13 responses to “Times have changed

  1. Yeah i have been looking up a few things and what surprises me is the indifference people are assuming these days. Everybody doing their thing. For those caught in the crossfire of conflicts such as the Somalia Government and Al-Shabab woe unto them. On Monday, Al-Shabab banned 16 Aid groups from administering aid to the suffering. They don’t care about the plight of the refugees but are busy pursuing their selfish ends, fighting for control of the country. What a shame.

  2. The effects of climate change are indiscriminate affecting everyone equally, rich or poor. North-eastern Kenya is the location of Dadaab, a refugee settlement for those fleeing conflicts and hunger. The refugees arrive at the camp in great numbers with few personal possessions save for the clothes on their backs. There are many needs to be met in Dadaab most of which is the need for food and shelter.
    Click on the following link. http://www.unfpa.org/public/home/news/pid/8123

    • Very sad stories! That is why we need to find long-term solutions to curb these disasters that are climate related. I agree that climate change is going on everywhere and so we must educate ourselves on what is working elsewhere and replicate the solution(s) in other regions. Otherwise, a time will come when we will not be able to offer aid to anyone – everybody (country) will be busy counting their losses and attending to them, with no more resources left to aid others.

  3. Rachel welcome to the forum. I want to address the issue you raised “how do those in complete deserts survive..food aid”. Well, it is an intriguing question. How do people in those areas survive? Perhaps it is because that has been their environment for a long time; they mastered the terrain by using the resources found where they live. The Camel does not need to drink water everyday. It is adapted to the desert climate. It also provides milk and is the main form of transportation across the desert.

  4. Thanks for responding to my comment. Rachel asks some very good questions.

    In America, the ‘global warming’ issue has become very political. Many politicians use the issue to put forth their agendas and often do not practice what they preach.

    It is difficult to imagine how the industrialized world will ever be able to change in a measurable way in time to actually make a significant difference.

    There has been recent occurrences of solar flares that have effected climate on earth and there is evidence to suggest that activity on the sun may have a great deal to do with climate change on earth.

    Regardless, I think we need to continue our efforts to conserve resources, clean up our environment, and help one another.

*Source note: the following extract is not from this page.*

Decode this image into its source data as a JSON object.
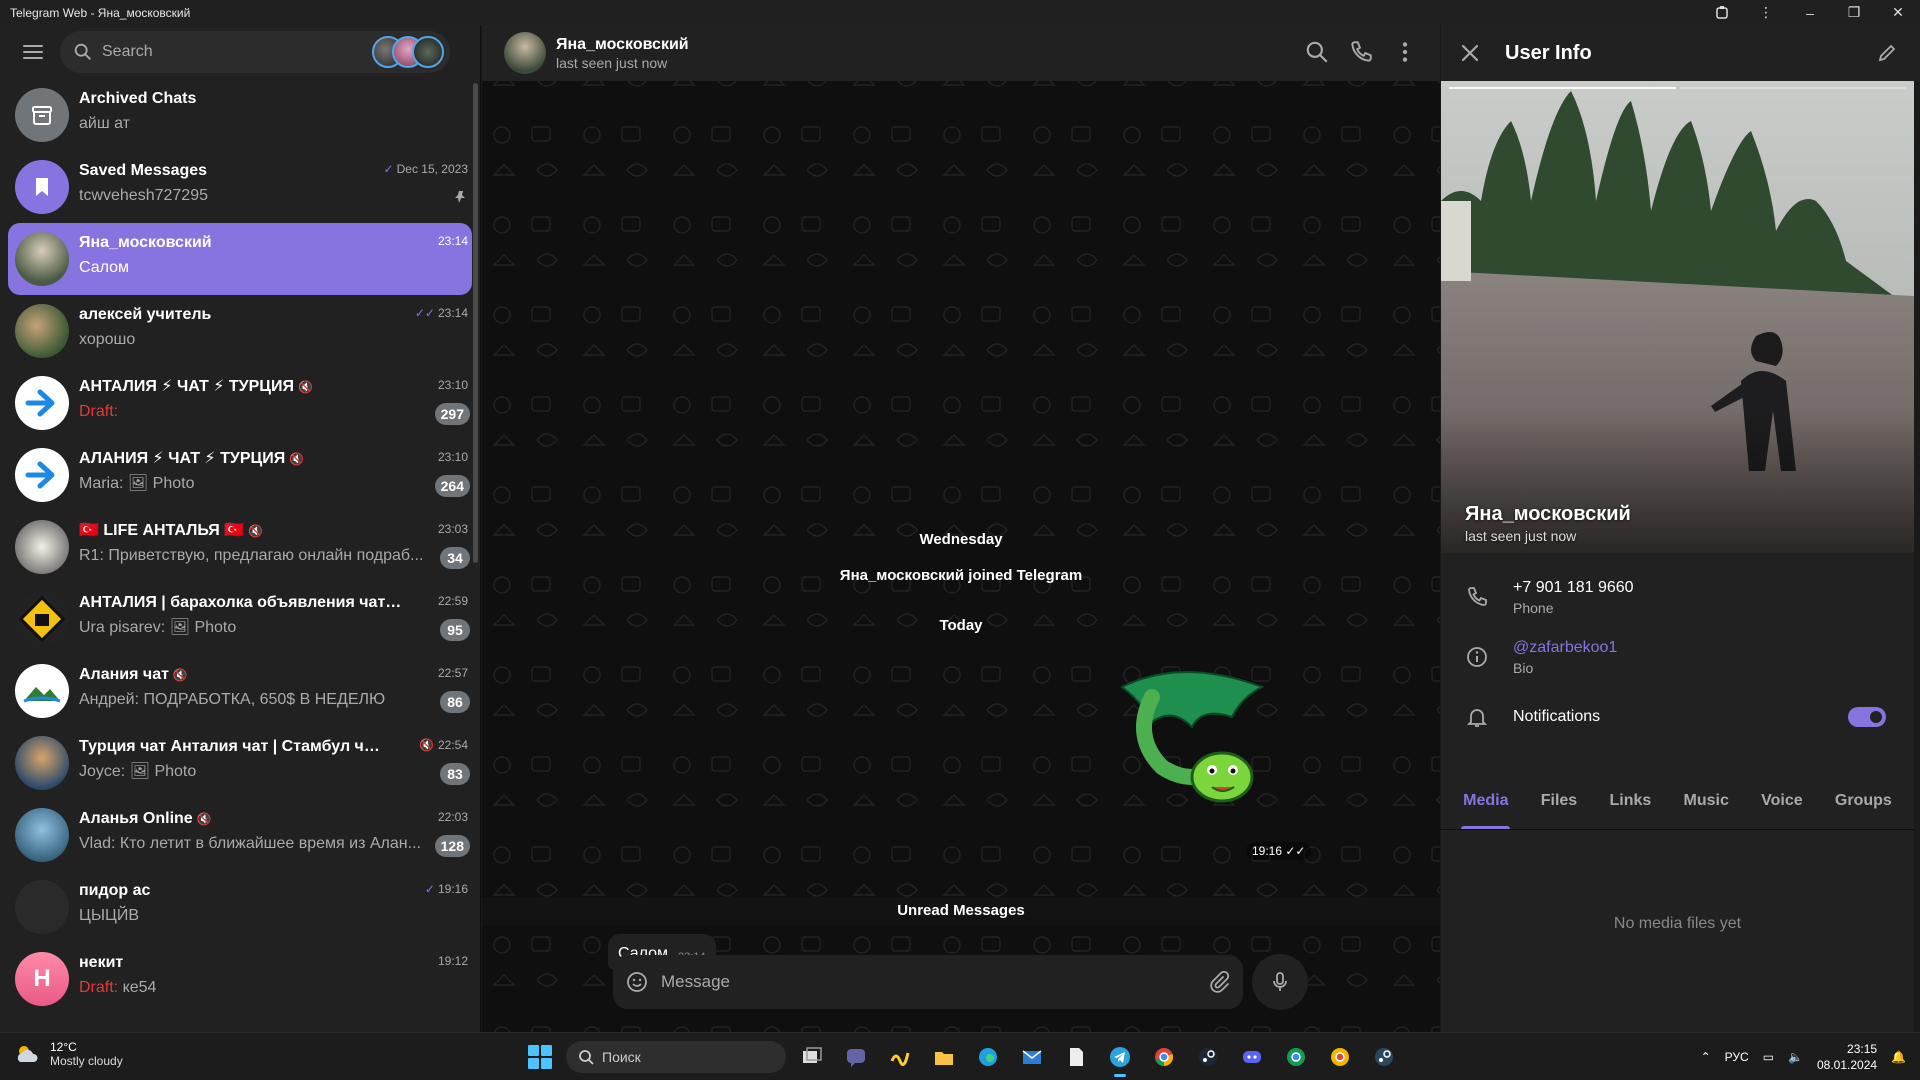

  5. They need to appeal for food. I have noticed the hot summers and here our winters have been colder than usual. We seem to have climate change of some sort or as you said, erratic weather. I think we need to use our best scientific minds to learn how to raise crops in the new climate types we are experiencing. I think also we need to help one another. I know there has been wide-spread starvation in Sudan.

    May I ask if you are a Christian? Do you believe in the God of the Bible? I do and I think that we need to pray that He will show us how to live in the world today in a way that pleases Him and helps each other.

    Two summers ago we had a drought here in GA where I live. Our governor declared a day of prayer for rain. The rain came and the drought ended. I will pray for the people in Uganda.

    I do think we should be good stewards and take care of our air and water.

    • I commend the generous individuals, organizations and countries that always take on the challenging but noble task of aiding those in dire need, in a bid to make to restore and improve the living standards of those affected.

      I agree with you that “we need to use our best scientific minds to learn how to raise crops in the new climate types”. Scientific research has contributed a lot to humanity and is definitely a great place to start. We also need to revisit the issue of our lifestyle choices and see ways in which we can simplify these for the sake of the present and future generations.

      Educating ourselves on how people in various parts of the world are tackling the uncertainties related to weather patterns would help. For example, why do people in complete deserts survive without asking for aid while those in comparatively rainy areas consistently face famine and have to be bailed out with aid? How do those in extremely cold climates like the north pole survive these long winters without the intervention of the international community?

  6. Hey jlue. Welcome to my blog. Thank you for your post. I have followed this climate change debate for long its true pols are using it for campaigns to stay in office and thats politics. Have you noticed the erratic weather pattern? The scorching summers?it all has an explanation because that is not how things were a few years ago. Farmers now worry about reduced winter season because it means less spring runoff. What causes wildfires? Drought results from prolonged lack of rainfall coupled with high temperatures. The East African drought was caused by reduced rainfall. Without pasture, thousands of cattle, sheep,goats and camels died. The people could no longer feed themselves so the appealed for food aid. What could they do?

    • The climate debate is a thorny issue that will continue to perturb us for the foreseeable future. Various catastrophes around the world; earthquakes, floods, prolonged droughts and famine, fires, hurricanes, etc are widely believed to be the result of irresponsible lifestyle choices that lead to global warming. Some of these choices, as you mentioned above include increased industrialization and waste have led to polluting the environment leading to these varied weather patterns.

      Irrespective of what side we are on in the global warming debate, steps should be taken to address the root causes of these catastrophes and come up with feasible solutions of mitigating against future occurrences. Otherwise, we risk being mired in short-term measures of continually sending aid here and there, with less resources devoted to finding permanent solutions!

  7. These certainly have been difficult times for those living in Africa and parts of the Middle East. Drought, however, isn’t something new there. Throughout recorded history droughts and famines have occurred. It seems to me that even if climate change is caused by the activities of mankind, (of which I am not convinced) the world is much too complicated for meaningful change to be brought about in time for mankind to save the planet.

    I agree with you that we should not be wasteful and that we should take measures to avoid pollution of water and air. I believe our resources would be well spent helping those in the areas.

    Shouldn’t we also avoid allowing politicians like Al Gore and others who are opportunist to use ‘global warming’ as a tool to give corrupt officials and those who love power and wealth more legal ways to hold on to both? When politicians become involved, often the goal of helping those who are suffering is overshadowed by the politicians desire for fame and/or power.Take a look at Gore’s own lifestyle.